Catalystowy bohater ostatnich miesięcy Uboat-Line po dłuższej przerwie wznowił komunikację z inwestorami publikując odpowiedzi na pytania zadane podczas obrad Nadzwyczajnego Walnego Zgromadza Spółki z dnia 4 listopada 2014 roku. Dodatkowo od tygodnia dostępny jest raport finansowy za III kwartał 2014 roku, czas więc ponownie przyjrzeć się spółce.

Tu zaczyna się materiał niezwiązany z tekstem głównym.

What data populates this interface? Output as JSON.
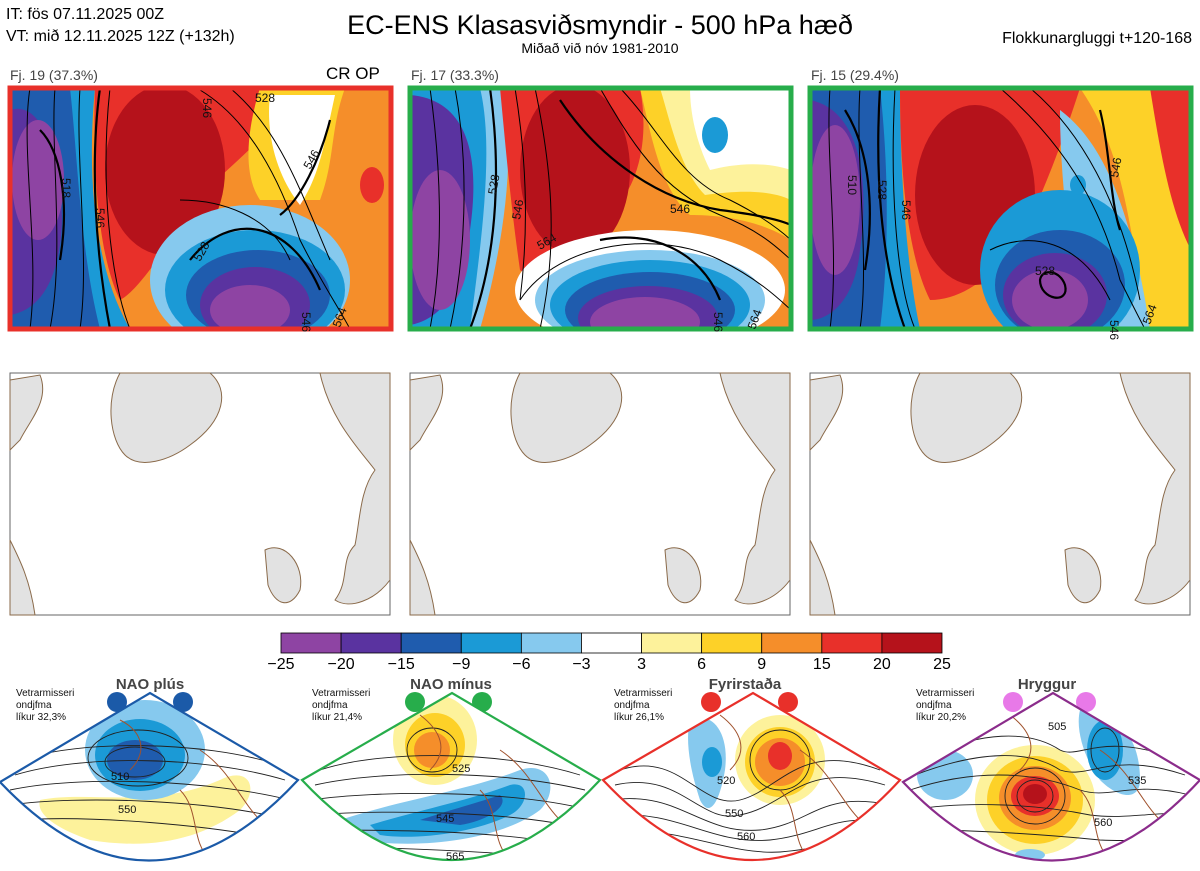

Obligacje Uboat – Line, wyniki finansowe grupy

Przy okazji całego zamieszania związanego ze spółką, praktycznie niezauważone zostały osiągnięte przez Uboat Line w III kwartale przychody ze sprzedaży, które osiągnęły 48,5 mln zł, czyli niecałe 3 mln zł mniej, niż w całym 2013 roku. Po 3 kwartałach narastająco przychody grupy wynoszą imponujące 84,1 mln zł i tej liczby warto chyba spółce gratulować.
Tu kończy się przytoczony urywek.